A primeira semana de setembro promete ser crucial para a economia dos Estados Unidos. No espaço de poucos dias, uma série de publicações importantes irá esclarecer o estado do mercado de trabalho dos EUA, culminando na sexta-feira com o aguardado relatório de Folha de Pagamento Não Agrícola (NFP).
Estas estatísticas são analisadas não apenas por Wall Street, mas também pela Reserva Federal (Fed), cujas futuras decisões de política monetária dependerão em grande parte da robustez ou fragilidade do mercado de trabalho.
Um clima de incerteza elevada
O relatório de emprego de julho já havia semeado incertezas, com apenas 73.000 novos empregos criados em comparação com os 110.000 esperados.
Ainda mais preocupante, os números dos meses anteriores foram revisados para baixo, eliminando mais de 250.000 empregos inicialmente registados.
Estas correções brutais alimentaram críticas políticas e levaram à demissão sem precedentes do Comissário do Departamento de Estatísticas do Trabalho (BLS) pelo Presidente dos EUA Donald Trump.
Neste contexto tenso, o relatório de empregos de agosto, publicado na sexta-feira, assume um significado político e económico considerável.
Início com o relatório JOLTS
A partir de quarta-feira, os investidores terão o seu primeiro vislumbre com a divulgação dos dados da Pesquisa de Vagas de Emprego e Rotatividade de Mão de Obra (JOLTS). Esta pesquisa mede o número de vagas de emprego, bem como demissões e dispensas.
Prevê-se que as vagas de emprego caiam ligeiramente para cerca de 7,4 milhões em julho, em comparação com 7,44 milhões em junho. Desde o pico de 12 milhões em 2022, as vagas de emprego têm vindo a contrair-se constantemente, indicando um arrefecimento gradual na procura de mão de obra.
Para a Fed, estes números são essenciais. Um mercado de trabalho menos tenso limita as pressões salariais e, consequentemente, a inflação. Por outro lado, uma queda demasiado acentuada nas vagas de emprego seria interpretada como um sinal de fraqueza que provavelmente aceleraria a desaceleração económica.
Relatório de Emprego ADP: O barómetro para o setor privado
Na quinta-feira, o Relatório de Emprego ADP, publicado pelo especialista em folha de pagamento ADP, completará o quadro.
Ao contrário das estatísticas oficiais, este relatório cobre apenas o emprego no setor privado e frequentemente oferece um prenúncio das tendências do NFP.
Os mercados usam-no como um indicador avançado, mesmo que o seu poder preditivo permaneça limitado devido a discrepâncias frequentes com os números do governo.
O veredicto da Folha de Pagamento Não Agrícola
Finalmente, na sexta-feira, o Departamento do Trabalho publicará a Folha de Pagamento Não Agrícola, considerada "a" estatística macroeconómica do mês nos Estados Unidos.

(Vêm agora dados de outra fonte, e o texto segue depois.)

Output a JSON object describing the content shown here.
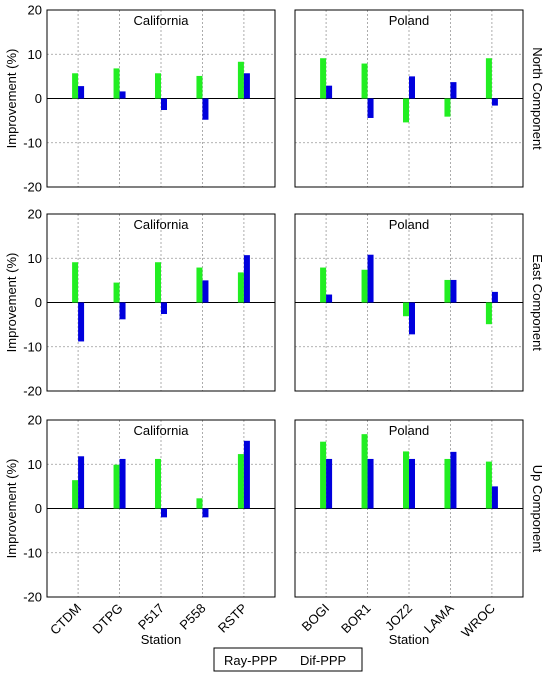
{
  "legend": {
    "items": [
      {
        "label": "Ray-PPP",
        "color": "#0000dd"
      },
      {
        "label": "Dif-PPP",
        "color": "#22ee22"
      }
    ]
  },
  "colors": {
    "ray": "#0000dd",
    "dif": "#22ee22",
    "grid": "#999999",
    "zero": "#000000"
  },
  "chart_data": [
    {
      "type": "bar",
      "title": "California",
      "row_label": "North Component",
      "ylabel": "Improvement (%)",
      "xlabel": "",
      "ylim": [
        -20,
        20
      ],
      "yticks": [
        20,
        10,
        0,
        -10,
        -20
      ],
      "grid": true,
      "categories": [
        "CTDM",
        "DTPG",
        "P517",
        "P558",
        "RSTP"
      ],
      "series": [
        {
          "name": "Dif-PPP",
          "values": [
            5.7,
            6.8,
            5.7,
            5.1,
            8.3
          ]
        },
        {
          "name": "Ray-PPP",
          "values": [
            2.8,
            1.6,
            -2.6,
            -4.8,
            5.7
          ]
        }
      ]
    },
    {
      "type": "bar",
      "title": "Poland",
      "row_label": "North Component",
      "ylabel": "",
      "xlabel": "",
      "ylim": [
        -20,
        20
      ],
      "yticks": [
        20,
        10,
        0,
        -10,
        -20
      ],
      "grid": true,
      "categories": [
        "BOGI",
        "BOR1",
        "JOZ2",
        "LAMA",
        "WROC"
      ],
      "series": [
        {
          "name": "Dif-PPP",
          "values": [
            9.1,
            7.9,
            -5.4,
            -4.1,
            9.1
          ]
        },
        {
          "name": "Ray-PPP",
          "values": [
            2.9,
            -4.4,
            5.0,
            3.7,
            -1.6
          ]
        }
      ]
    },
    {
      "type": "bar",
      "title": "California",
      "row_label": "East Component",
      "ylabel": "Improvement (%)",
      "xlabel": "",
      "ylim": [
        -20,
        20
      ],
      "yticks": [
        20,
        10,
        0,
        -10,
        -20
      ],
      "grid": true,
      "categories": [
        "CTDM",
        "DTPG",
        "P517",
        "P558",
        "RSTP"
      ],
      "series": [
        {
          "name": "Dif-PPP",
          "values": [
            9.1,
            4.5,
            9.1,
            7.9,
            6.8
          ]
        },
        {
          "name": "Ray-PPP",
          "values": [
            -8.8,
            -3.8,
            -2.6,
            5.0,
            10.7
          ]
        }
      ]
    },
    {
      "type": "bar",
      "title": "Poland",
      "row_label": "East Component",
      "ylabel": "",
      "xlabel": "",
      "ylim": [
        -20,
        20
      ],
      "yticks": [
        20,
        10,
        0,
        -10,
        -20
      ],
      "grid": true,
      "categories": [
        "BOGI",
        "BOR1",
        "JOZ2",
        "LAMA",
        "WROC"
      ],
      "series": [
        {
          "name": "Dif-PPP",
          "values": [
            7.9,
            7.4,
            -3.1,
            5.1,
            -4.9
          ]
        },
        {
          "name": "Ray-PPP",
          "values": [
            1.8,
            10.8,
            -7.2,
            5.1,
            2.4
          ]
        }
      ]
    },
    {
      "type": "bar",
      "title": "California",
      "row_label": "Up Component",
      "ylabel": "Improvement (%)",
      "xlabel": "Station",
      "ylim": [
        -20,
        20
      ],
      "yticks": [
        20,
        10,
        0,
        -10,
        -20
      ],
      "grid": true,
      "categories": [
        "CTDM",
        "DTPG",
        "P517",
        "P558",
        "RSTP"
      ],
      "series": [
        {
          "name": "Dif-PPP",
          "values": [
            6.4,
            9.9,
            11.2,
            2.3,
            12.3
          ]
        },
        {
          "name": "Ray-PPP",
          "values": [
            11.8,
            11.2,
            -2.0,
            -2.0,
            15.3
          ]
        }
      ]
    },
    {
      "type": "bar",
      "title": "Poland",
      "row_label": "Up Component",
      "ylabel": "",
      "xlabel": "Station",
      "ylim": [
        -20,
        20
      ],
      "yticks": [
        20,
        10,
        0,
        -10,
        -20
      ],
      "grid": true,
      "categories": [
        "BOGI",
        "BOR1",
        "JOZ2",
        "LAMA",
        "WROC"
      ],
      "series": [
        {
          "name": "Dif-PPP",
          "values": [
            15.1,
            16.8,
            12.9,
            11.2,
            10.6
          ]
        },
        {
          "name": "Ray-PPP",
          "values": [
            11.2,
            11.2,
            11.2,
            12.8,
            5.0
          ]
        }
      ]
    }
  ]
}
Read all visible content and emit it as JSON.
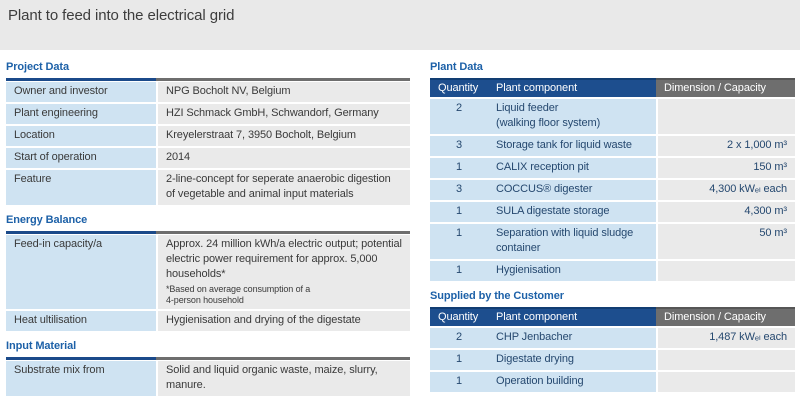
{
  "page": {
    "title": "Plant to feed into the electrical grid"
  },
  "colors": {
    "accent_blue": "#1d61a8",
    "header_navy": "#1d4e8e",
    "header_gray": "#6e6e6e",
    "cell_blue": "#cfe3f2",
    "cell_gray": "#eaeaea",
    "title_band_gray": "#e9e9e9"
  },
  "left_tables": [
    {
      "heading": "Project Data",
      "rows": [
        {
          "label": "Owner and investor",
          "value": "NPG Bocholt NV, Belgium"
        },
        {
          "label": "Plant engineering",
          "value": "HZI Schmack GmbH, Schwandorf, Germany"
        },
        {
          "label": "Location",
          "value": "Kreyelerstraat 7, 3950 Bocholt, Belgium"
        },
        {
          "label": "Start of operation",
          "value": "2014"
        },
        {
          "label": "Feature",
          "value": "2-line-concept for seperate anaerobic digestion of vegetable and animal input materials"
        }
      ]
    },
    {
      "heading": "Energy Balance",
      "rows": [
        {
          "label": "Feed-in capacity/a",
          "value": "Approx. 24 million kWh/a electric output; potential electric power requirement for approx. 5,000 households*",
          "note": "*Based on average consumption of a\n 4-person household"
        },
        {
          "label": "Heat ultilisation",
          "value": "Hygienisation and drying of the digestate"
        }
      ]
    },
    {
      "heading": "Input Material",
      "rows": [
        {
          "label": "Substrate mix from",
          "value": "Solid and liquid organic waste, maize, slurry, manure."
        }
      ]
    }
  ],
  "right_tables": [
    {
      "heading": "Plant Data",
      "columns": [
        "Quantity",
        "Plant component",
        "Dimension / Capacity"
      ],
      "rows": [
        {
          "quantity": "2",
          "component": "Liquid feeder\n(walking floor system)",
          "dimension": ""
        },
        {
          "quantity": "3",
          "component": "Storage tank for liquid waste",
          "dimension": "2 x 1,000 m³"
        },
        {
          "quantity": "1",
          "component": "CALIX reception pit",
          "dimension": "150 m³"
        },
        {
          "quantity": "3",
          "component": "COCCUS® digester",
          "dimension": "4,300 kWₑₗ each"
        },
        {
          "quantity": "1",
          "component": "SULA digestate storage",
          "dimension": "4,300 m³"
        },
        {
          "quantity": "1",
          "component": "Separation with liquid sludge container",
          "dimension": "50 m³"
        },
        {
          "quantity": "1",
          "component": "Hygienisation",
          "dimension": ""
        }
      ]
    },
    {
      "heading": "Supplied by the Customer",
      "columns": [
        "Quantity",
        "Plant component",
        "Dimension / Capacity"
      ],
      "rows": [
        {
          "quantity": "2",
          "component": "CHP Jenbacher",
          "dimension": "1,487 kWₑₗ each"
        },
        {
          "quantity": "1",
          "component": "Digestate drying",
          "dimension": ""
        },
        {
          "quantity": "1",
          "component": "Operation building",
          "dimension": ""
        }
      ]
    }
  ]
}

As expectativas de consenso são modestas: cerca de 70.000 a 80.000 novos empregos em agosto, com a taxa de desemprego provavelmente a subir de 4,2% para 4,3%.
O relatório também detalhará a evolução dos salários por hora, crucial para medir as pressões inflacionárias, bem como revisões dos meses anteriores, um ponto particularmente sensível após as revisões massivas de maio e junho.
Mais do que apenas empregos em jogo
Para além dos mercados financeiros, estes números terão um impacto político direto. A Casa Branca está a acompanhar de perto a divulgação, enquanto a Fed, já preparada para aliviar a política na sua reunião de setembro, poderá ajustar o tamanho do seu corte de taxa de acordo com os dados.
Um mercado de trabalho fraco reforçaria a probabilidade de um corte de 25 pontos base, ou até mais se as perspetivas se deteriorarem rapidamente.
Uma semana de alto risco
Desde a pandemia que o mercado de trabalho dos EUA não parecia tão incerto. Entre as tensões políticas em torno do BLS, as dúvidas dos economistas sobre a fiabilidade das pesquisas e os sinais contraditórios enviados pelas empresas — algumas continuando a contratar, outras anunciando despedimentos em massa — os próximos dias parecem ser decisivos.
Em suma, a sequência JOLTS-ADP-Folha de Pagamento Não Agrícola será um verdadeiro teste de confiança. Ela dirá se a economia dos EUA está a manter um núcleo sólido de empregos, ou se a máquina de contratação está realmente a parar. Investidores, a Fed e o público americano aguardam ansiosamente pela resposta.